In Harpal Singh (Chhota) v State of Punjab, the Supreme Court has held that secondary evidence in the form of electronic records cannot be admitted in evidence unless a certificate under section 65B(4) of the Evidence Act, 1872, is produced.
This section requires the production of a certificate that is issued by a senior person responsible for the computer on which the electronic record was created, or is stored. The certificate must uniquely identify the original electronic record, describe the manner of its creation, describe the device that created it, and certify compliance with the technological conditions of section 65B(2) of the Evidence Act.

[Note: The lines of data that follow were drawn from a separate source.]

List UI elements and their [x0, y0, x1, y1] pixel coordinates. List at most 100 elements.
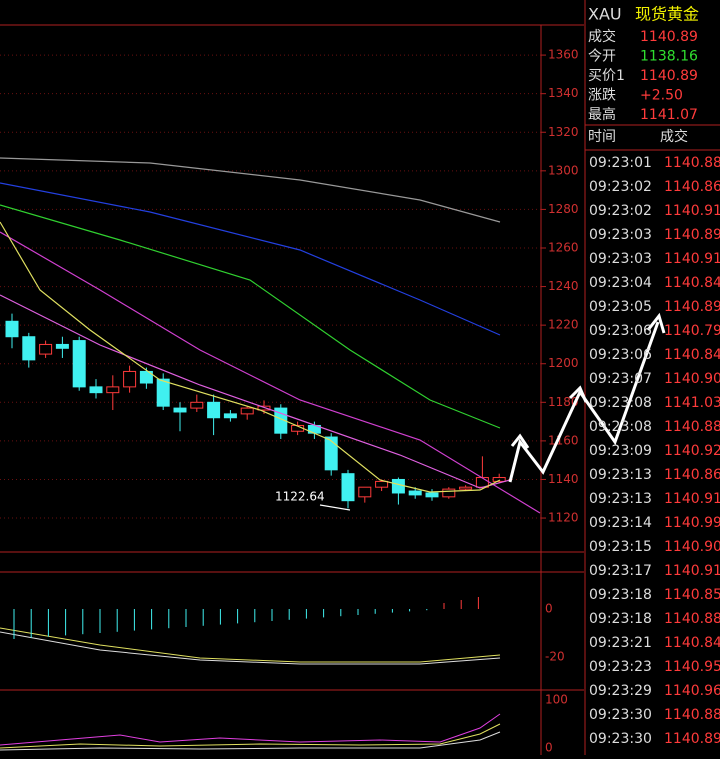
tick-price: 1140.84	[664, 275, 720, 291]
tick-time: 09:23:15	[589, 539, 652, 555]
tick-time: 09:23:13	[589, 467, 652, 483]
kdj-line	[0, 723, 501, 749]
column-header: 时间	[588, 129, 616, 145]
kdj-line	[0, 731, 501, 751]
tick-time: 09:23:23	[589, 659, 652, 675]
y-tick-label: 1200	[548, 356, 579, 370]
tick-time: 09:23:07	[589, 371, 652, 387]
tick-price: 1140.89	[664, 299, 720, 315]
y-tick-label: 1220	[548, 318, 579, 332]
quote-value: 1140.89	[640, 29, 698, 45]
candle-body	[55, 343, 69, 349]
tick-price: 1140.86	[664, 467, 720, 483]
tick-price: 1140.89	[664, 227, 720, 243]
tick-price: 1140.95	[664, 659, 720, 675]
y-tick-label: -20	[545, 650, 565, 664]
tick-time: 09:23:13	[589, 491, 652, 507]
quote-value: +2.50	[640, 88, 683, 104]
quote-label: 成交	[588, 28, 616, 45]
macd-line	[0, 627, 501, 663]
candle-body	[123, 370, 137, 388]
candle-body	[492, 477, 506, 482]
low-pointer	[319, 504, 351, 511]
arrow-head	[646, 312, 666, 334]
tick-price: 1140.84	[664, 635, 720, 651]
tick-price: 1140.88	[664, 611, 720, 627]
moving-averages	[0, 157, 541, 514]
candle-body	[358, 486, 372, 498]
tick-time: 09:23:18	[589, 587, 652, 603]
tick-time: 09:23:21	[589, 635, 652, 651]
candle-body	[459, 486, 473, 490]
tick-time: 09:23:18	[589, 611, 652, 627]
quote-label: 涨跌	[588, 88, 616, 104]
candle-body	[39, 343, 53, 355]
candle-body	[324, 436, 338, 471]
tick-time: 09:23:02	[589, 203, 652, 219]
tick-price: 1140.91	[664, 251, 720, 267]
tick-time: 09:23:06	[589, 347, 652, 363]
kdj-panel: 100 0	[0, 693, 568, 755]
tick-time: 09:23:03	[589, 227, 652, 243]
candle-body	[408, 490, 422, 496]
tick-time: 09:23:14	[589, 515, 652, 531]
y-tick-label: 1240	[548, 279, 579, 293]
kdj-line	[0, 713, 501, 746]
tick-price: 1140.91	[664, 491, 720, 507]
tick-time: 09:23:04	[589, 275, 652, 291]
tick-price: 1140.88	[664, 707, 720, 723]
tick-price: 1140.79	[664, 323, 720, 339]
candle-body	[173, 407, 187, 413]
y-tick-label: 1300	[548, 163, 579, 177]
candle-body	[22, 336, 36, 361]
candle-body	[207, 401, 221, 419]
column-header: 成交	[660, 128, 688, 145]
tick-price: 1140.90	[664, 371, 720, 387]
symbol-name: 现货黄金	[635, 5, 699, 24]
ma-line	[0, 231, 541, 514]
candle-body	[5, 320, 19, 338]
hand-drawn-arrows	[508, 312, 666, 483]
y-tick-label: 1360	[548, 48, 579, 62]
price-panel: 1120114011601180120012201240126012801300…	[0, 48, 579, 525]
y-tick-label: 0	[545, 602, 553, 616]
tick-price: 1140.96	[664, 683, 720, 699]
quote-value: 1140.89	[640, 68, 698, 84]
quote-label: 最高	[588, 106, 616, 123]
macd-line	[0, 631, 501, 665]
quote-value: 1138.16	[640, 49, 698, 65]
candle-body	[375, 480, 389, 488]
ma-line	[0, 157, 501, 223]
tick-time: 09:23:01	[589, 155, 652, 171]
tick-price: 1140.92	[664, 443, 720, 459]
tick-time: 09:23:03	[589, 251, 652, 267]
candle-body	[240, 407, 254, 415]
y-tick-label: 100	[545, 693, 568, 707]
y-tick-label: 1260	[548, 240, 579, 254]
candle-body	[139, 370, 153, 384]
macd-panel: 0 -20	[0, 597, 565, 665]
tick-time: 09:23:06	[589, 323, 652, 339]
symbol: XAU	[588, 5, 622, 24]
candle-body	[442, 488, 456, 498]
tick-price: 1140.90	[664, 539, 720, 555]
ma-line	[0, 294, 511, 489]
quote-value: 1141.07	[640, 107, 698, 123]
tick-time: 09:23:30	[589, 731, 652, 747]
low-annotation: 1122.64	[275, 490, 325, 504]
arrow	[508, 321, 660, 483]
quote-label: 今开	[588, 49, 616, 65]
candle-body	[72, 340, 86, 388]
ma-line	[0, 221, 501, 493]
y-tick-label: 1120	[548, 511, 579, 525]
sidebar: XAU 现货黄金 时间 成交 成交 1140.89 今开 1138.16 买价1 1140…	[585, 5, 720, 747]
tick-price: 1140.88	[664, 155, 720, 171]
tick-time: 09:23:17	[589, 563, 652, 579]
candle-body	[223, 413, 237, 419]
candle-body	[425, 492, 439, 498]
tick-time: 09:23:02	[589, 179, 652, 195]
tick-time: 09:23:05	[589, 299, 652, 315]
tick-time: 09:23:29	[589, 683, 652, 699]
ma-line	[0, 182, 501, 336]
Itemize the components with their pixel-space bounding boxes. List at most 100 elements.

The prosecution in the case had produced a printed copy of computer-generated call records stored on hard disks of servers of mobile phone services providers, to correlate calls made between the mobile phones involved. The trial court and the high court had held it admissible even though a certificate as required under section 65B(4) was not presented.
Despite upholding the conviction delivered by the trial court and the high court, the Supreme Court observed that the secondary evidence in the form of a printed copy of the call details was inadmissible, even assuming that section 65B(2) of the Evidence Act had been complied with, in the absence of a certificate under section 65B(4).
Section 65B of the Evidence Act details the special procedure for adducing electronic records in evidence. Section 65B(2) lists technological conditions under which a duplicate copy (including a print-out) of an original electronic record may be used. In making this ruling the Supreme Court referred to an earlier ruling it made in Anvar PV v PK Basheer and others (2014).
The judgment is significant as by bypassing the special law on electronic records, Indian courts have continued to apply the provisions pertaining to documents to electronically stored information.